I grew up not too far from Wesleyan University, which, in the mid-’90s, had an amazing college radio station, WESU. This is where I discovered things like noise music; one show played Merzbow, which I thought was radio static droning on in error. One of my favorite shows was called the Rorschach Test and every week they would play two songs: Void’s “My Rules” and Karp’s “Bastard of Disguise.” “My Rules,” if you’re not familiar, is a pinnacle of ’80s hardcore, a strong choice of college radio flagbearer. “Bastard of Disguise” was an odder choice for mandatory repeated play. It’s a sludgy song that sounds somehow both like speed metal and pop-punk, where the vocalist screams, “Ding dong I’m fucking with your head!” over and over. I was obsessed with this, of course. Listening to the song now, it seems nuts. But at that point, it had ceased to have any meaning other than as theme music.

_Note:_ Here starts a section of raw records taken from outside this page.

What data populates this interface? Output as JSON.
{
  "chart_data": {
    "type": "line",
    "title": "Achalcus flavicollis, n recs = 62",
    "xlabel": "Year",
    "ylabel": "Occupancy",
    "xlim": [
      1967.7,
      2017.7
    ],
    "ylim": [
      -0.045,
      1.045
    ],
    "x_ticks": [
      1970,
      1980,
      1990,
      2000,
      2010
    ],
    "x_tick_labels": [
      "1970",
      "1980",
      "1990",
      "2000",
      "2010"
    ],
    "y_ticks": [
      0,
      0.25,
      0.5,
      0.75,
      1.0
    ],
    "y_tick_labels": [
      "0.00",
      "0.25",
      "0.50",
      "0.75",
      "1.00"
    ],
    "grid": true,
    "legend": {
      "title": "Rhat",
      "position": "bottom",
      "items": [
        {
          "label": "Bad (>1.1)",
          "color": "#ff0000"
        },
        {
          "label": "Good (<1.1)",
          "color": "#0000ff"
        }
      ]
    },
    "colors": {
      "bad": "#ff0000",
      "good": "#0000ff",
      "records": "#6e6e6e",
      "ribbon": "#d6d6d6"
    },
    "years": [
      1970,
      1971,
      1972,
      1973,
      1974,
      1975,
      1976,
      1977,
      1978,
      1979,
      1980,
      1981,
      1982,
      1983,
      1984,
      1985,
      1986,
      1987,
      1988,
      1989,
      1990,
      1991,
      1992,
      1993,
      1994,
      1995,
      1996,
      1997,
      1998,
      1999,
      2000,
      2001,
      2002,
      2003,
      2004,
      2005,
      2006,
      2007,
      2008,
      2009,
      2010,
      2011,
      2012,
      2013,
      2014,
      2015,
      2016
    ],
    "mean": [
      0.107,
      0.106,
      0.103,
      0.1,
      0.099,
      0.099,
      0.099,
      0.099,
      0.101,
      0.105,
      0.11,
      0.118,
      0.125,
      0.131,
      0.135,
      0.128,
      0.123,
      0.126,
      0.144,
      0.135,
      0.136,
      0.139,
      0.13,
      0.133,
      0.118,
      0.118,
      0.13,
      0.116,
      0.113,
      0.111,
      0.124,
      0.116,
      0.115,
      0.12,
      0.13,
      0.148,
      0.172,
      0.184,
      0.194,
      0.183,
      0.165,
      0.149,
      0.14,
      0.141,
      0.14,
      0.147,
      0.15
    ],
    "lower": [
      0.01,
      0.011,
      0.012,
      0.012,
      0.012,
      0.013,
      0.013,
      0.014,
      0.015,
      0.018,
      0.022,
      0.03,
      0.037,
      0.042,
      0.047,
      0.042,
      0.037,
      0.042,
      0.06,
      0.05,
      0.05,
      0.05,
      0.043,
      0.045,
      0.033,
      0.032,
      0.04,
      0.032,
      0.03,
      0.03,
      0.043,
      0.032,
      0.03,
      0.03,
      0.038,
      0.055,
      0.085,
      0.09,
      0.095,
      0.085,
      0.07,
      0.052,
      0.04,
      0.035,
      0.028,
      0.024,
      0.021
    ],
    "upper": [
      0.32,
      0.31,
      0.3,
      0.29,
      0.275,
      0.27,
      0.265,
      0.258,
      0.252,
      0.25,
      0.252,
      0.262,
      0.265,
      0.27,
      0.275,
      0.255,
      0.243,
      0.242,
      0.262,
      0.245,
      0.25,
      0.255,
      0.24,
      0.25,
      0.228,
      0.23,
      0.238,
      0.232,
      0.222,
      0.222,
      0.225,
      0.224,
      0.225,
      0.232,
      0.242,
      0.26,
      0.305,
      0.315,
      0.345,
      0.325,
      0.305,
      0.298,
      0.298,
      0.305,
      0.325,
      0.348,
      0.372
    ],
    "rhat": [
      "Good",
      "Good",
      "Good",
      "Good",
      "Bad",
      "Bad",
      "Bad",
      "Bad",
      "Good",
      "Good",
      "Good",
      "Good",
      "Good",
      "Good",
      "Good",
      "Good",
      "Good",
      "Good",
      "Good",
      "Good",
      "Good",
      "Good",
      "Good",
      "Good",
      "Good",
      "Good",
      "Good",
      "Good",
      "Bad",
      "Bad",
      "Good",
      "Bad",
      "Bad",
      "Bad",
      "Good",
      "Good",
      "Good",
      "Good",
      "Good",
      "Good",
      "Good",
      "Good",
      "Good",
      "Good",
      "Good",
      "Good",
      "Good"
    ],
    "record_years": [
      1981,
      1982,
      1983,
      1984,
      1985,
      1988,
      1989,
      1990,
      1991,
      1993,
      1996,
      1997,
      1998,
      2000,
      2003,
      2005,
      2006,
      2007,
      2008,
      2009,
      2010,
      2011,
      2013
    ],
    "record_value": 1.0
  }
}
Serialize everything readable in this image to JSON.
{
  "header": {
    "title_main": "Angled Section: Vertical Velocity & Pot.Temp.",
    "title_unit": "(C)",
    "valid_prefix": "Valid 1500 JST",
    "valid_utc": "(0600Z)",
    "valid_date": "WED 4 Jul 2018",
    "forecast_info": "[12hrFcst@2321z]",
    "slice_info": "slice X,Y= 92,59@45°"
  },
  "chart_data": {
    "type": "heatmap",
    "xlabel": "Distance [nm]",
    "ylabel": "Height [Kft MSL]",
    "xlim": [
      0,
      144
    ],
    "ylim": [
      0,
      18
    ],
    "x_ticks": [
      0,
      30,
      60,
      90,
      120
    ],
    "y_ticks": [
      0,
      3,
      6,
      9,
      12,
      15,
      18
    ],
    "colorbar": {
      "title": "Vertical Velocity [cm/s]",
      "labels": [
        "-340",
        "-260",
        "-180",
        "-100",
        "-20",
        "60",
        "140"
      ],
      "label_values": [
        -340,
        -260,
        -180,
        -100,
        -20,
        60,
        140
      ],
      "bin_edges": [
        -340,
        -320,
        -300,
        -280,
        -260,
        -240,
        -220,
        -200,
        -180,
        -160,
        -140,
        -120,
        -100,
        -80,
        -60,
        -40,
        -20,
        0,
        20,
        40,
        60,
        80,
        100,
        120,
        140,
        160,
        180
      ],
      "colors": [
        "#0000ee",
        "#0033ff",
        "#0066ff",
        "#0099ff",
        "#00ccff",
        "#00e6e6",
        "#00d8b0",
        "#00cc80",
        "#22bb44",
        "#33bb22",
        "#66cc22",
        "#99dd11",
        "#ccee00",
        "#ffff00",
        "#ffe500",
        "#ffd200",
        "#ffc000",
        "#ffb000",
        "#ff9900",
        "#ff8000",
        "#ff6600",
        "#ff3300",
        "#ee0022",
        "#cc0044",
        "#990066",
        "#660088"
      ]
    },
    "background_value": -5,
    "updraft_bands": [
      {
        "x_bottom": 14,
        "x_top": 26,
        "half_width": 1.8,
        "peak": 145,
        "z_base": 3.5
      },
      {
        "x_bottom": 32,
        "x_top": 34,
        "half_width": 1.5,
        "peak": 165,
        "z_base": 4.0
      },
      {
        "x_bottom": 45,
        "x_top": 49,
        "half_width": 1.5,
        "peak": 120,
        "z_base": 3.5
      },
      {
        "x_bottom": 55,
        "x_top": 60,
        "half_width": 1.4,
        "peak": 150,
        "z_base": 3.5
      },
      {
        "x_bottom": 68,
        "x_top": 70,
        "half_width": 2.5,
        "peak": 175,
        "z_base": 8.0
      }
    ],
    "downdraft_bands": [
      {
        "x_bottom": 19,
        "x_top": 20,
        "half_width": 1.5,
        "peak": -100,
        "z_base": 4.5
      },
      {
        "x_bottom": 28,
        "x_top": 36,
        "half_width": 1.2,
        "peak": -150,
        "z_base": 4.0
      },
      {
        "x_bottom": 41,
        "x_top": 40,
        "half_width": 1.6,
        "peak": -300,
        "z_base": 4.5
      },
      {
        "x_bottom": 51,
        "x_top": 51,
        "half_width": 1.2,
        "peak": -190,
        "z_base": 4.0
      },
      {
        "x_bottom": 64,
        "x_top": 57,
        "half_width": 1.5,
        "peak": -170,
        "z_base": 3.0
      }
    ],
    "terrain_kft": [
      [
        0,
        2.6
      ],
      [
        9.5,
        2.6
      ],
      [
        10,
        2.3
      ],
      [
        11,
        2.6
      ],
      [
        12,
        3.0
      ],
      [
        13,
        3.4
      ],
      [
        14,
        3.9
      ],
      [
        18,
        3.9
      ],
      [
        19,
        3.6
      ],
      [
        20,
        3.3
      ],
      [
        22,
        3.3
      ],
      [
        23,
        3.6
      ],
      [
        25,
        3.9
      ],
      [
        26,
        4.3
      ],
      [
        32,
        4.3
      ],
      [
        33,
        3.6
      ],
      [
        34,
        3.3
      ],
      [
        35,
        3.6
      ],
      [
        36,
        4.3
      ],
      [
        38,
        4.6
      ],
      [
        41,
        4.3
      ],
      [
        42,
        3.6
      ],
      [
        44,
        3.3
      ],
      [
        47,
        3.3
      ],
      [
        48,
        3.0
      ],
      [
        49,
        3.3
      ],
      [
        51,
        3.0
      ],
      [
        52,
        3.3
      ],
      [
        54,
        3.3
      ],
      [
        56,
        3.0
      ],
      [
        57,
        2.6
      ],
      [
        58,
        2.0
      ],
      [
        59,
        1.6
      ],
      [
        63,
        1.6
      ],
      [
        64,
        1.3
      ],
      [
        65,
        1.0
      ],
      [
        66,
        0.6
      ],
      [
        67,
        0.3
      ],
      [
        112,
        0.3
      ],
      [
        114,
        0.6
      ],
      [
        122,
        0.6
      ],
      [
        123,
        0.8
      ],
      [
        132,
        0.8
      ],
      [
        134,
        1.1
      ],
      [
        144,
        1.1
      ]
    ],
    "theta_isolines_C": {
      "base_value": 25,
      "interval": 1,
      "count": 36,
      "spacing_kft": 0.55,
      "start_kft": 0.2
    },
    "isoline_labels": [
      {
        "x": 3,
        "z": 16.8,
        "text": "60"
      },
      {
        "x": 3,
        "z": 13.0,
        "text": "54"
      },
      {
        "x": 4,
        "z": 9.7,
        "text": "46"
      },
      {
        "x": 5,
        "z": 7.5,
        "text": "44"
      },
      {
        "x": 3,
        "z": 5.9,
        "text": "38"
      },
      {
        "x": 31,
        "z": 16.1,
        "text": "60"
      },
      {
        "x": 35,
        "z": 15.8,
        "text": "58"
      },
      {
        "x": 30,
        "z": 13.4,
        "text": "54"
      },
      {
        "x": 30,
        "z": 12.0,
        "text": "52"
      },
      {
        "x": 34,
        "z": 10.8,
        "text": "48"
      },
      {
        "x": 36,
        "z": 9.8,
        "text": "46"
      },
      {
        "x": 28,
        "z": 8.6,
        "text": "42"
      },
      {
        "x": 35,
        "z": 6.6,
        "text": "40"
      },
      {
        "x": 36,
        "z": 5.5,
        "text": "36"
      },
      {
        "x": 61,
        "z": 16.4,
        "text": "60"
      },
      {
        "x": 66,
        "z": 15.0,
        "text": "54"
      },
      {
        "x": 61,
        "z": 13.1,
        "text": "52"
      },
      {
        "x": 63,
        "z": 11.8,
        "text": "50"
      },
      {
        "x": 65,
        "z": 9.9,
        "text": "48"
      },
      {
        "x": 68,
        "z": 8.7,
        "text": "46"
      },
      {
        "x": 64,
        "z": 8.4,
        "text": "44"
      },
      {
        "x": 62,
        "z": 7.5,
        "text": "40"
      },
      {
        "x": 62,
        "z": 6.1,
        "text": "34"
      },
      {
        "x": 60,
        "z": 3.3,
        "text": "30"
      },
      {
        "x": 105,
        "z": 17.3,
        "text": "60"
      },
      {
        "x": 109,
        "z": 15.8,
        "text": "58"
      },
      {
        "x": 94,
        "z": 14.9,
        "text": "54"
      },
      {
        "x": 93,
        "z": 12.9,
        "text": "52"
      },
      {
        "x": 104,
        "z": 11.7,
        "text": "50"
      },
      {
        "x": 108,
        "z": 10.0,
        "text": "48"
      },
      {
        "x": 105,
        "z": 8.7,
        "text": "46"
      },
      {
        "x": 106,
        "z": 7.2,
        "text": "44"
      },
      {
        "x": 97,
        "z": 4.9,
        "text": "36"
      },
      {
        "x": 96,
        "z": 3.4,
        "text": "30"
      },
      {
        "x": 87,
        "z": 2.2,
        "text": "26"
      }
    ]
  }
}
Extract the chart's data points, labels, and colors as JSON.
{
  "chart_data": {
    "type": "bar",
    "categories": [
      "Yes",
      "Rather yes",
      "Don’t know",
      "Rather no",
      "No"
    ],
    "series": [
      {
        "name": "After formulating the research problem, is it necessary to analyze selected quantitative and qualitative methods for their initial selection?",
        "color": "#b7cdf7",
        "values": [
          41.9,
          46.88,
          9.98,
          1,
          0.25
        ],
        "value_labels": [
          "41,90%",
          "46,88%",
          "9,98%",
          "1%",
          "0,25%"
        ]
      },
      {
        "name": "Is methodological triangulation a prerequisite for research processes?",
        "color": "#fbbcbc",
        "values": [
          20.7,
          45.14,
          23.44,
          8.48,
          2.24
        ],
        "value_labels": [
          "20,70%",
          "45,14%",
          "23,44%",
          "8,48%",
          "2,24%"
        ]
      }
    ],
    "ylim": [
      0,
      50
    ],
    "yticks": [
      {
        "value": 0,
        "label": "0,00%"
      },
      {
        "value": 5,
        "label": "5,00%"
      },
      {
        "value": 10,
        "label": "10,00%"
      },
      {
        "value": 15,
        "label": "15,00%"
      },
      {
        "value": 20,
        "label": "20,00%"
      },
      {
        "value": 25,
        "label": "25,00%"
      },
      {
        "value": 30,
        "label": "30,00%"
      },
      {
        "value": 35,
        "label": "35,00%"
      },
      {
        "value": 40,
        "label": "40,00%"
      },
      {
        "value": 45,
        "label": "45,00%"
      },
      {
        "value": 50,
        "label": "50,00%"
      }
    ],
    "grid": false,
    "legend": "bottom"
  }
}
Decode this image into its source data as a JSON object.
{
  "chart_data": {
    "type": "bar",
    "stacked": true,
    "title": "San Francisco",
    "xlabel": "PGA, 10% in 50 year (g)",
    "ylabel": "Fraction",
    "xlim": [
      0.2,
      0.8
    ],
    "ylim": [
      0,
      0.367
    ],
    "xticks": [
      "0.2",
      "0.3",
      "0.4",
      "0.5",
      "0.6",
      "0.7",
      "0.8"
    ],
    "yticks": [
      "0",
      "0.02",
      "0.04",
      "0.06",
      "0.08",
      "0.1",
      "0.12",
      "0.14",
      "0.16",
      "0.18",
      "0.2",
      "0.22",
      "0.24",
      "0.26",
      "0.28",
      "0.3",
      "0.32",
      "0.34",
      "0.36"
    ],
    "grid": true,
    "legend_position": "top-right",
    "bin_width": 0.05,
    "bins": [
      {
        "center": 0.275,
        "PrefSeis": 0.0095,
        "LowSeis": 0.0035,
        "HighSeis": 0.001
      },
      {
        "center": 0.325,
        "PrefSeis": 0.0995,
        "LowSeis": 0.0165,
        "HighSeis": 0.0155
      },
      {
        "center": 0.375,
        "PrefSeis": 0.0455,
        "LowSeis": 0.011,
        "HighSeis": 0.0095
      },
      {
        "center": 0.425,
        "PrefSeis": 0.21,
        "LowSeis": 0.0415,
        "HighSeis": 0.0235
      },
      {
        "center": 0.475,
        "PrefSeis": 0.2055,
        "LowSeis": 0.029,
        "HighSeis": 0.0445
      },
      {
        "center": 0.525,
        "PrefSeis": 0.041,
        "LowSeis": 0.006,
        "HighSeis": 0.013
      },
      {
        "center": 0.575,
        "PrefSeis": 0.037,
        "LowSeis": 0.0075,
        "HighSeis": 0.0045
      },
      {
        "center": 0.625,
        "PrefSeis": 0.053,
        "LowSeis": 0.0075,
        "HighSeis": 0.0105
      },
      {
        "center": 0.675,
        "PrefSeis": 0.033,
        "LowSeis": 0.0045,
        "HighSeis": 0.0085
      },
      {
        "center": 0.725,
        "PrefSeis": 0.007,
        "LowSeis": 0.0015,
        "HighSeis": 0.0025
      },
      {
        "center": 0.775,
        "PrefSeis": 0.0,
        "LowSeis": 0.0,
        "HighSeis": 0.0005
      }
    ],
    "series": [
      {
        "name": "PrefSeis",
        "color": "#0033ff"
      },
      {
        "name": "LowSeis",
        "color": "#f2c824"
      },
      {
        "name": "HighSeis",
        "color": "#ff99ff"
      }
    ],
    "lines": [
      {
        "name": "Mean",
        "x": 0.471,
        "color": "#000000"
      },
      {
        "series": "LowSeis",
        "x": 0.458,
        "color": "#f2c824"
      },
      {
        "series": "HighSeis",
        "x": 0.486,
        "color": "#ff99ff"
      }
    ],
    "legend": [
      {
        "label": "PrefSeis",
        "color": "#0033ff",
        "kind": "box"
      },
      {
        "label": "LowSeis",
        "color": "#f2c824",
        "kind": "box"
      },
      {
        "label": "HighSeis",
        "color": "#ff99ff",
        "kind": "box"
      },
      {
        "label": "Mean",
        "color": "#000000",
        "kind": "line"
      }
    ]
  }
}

I used to call in to the WESU shows and request different songs, or sometimes simply to tell the DJs I was listening. I didn’t have anything to say, but I wanted to feel proximity to what then felt like the center of a universe that was tantalizingly close, if just out of reach. Another show, whose name I cannot remember (but whose DJ was a woman who I distinctly remember had the email address email@example.com—anyone know who this was?) introduced me to a lot of the music in the style of this playlist. I was most taken with a band called Angel Hair, on the legendary hardcore-ish label from San Diego, Gravity Records. I’d call every week and request she play them. It was the only way I could hear the music. One week she said she hadn’t brought the record with her, but thought I might like another band on Gravity, Clickatat Ikatowi (who were featured on Deep Voices #30). The whole experience made me feel like a person, someone with taste, who could participate. I felt completely isolated from this whole world of music, ordering tapes and records through the mail, reading about them in zines, hearing whatever I could in a pre-MP3 era. I took the scraps.
I guess it’s the slow food feel of this scene that makes me like that music still. A person on the phone recommended me a band 30 years ago; I still remember. That exchange feels like it was from an era that can’t exist anymore. There’s so much knowledge going around now, it’s hard to be ignorant. That’s a good thing. But it’s also hard to be passionate with so much to take in, hard to be patient, to wait in earnest for some radio station DJ who doesn’t have to give a shit about you to pick up the phone.
Look, I’m not a luddite. I’m not advocating for a return to analog life. I generally hate nostalgia. The passage of time doesn’t signify anything but loss to me. But this music, at a time when I needed it, was a lifeboat. Listening to so much of it this past week, I was surprised to find that it still is.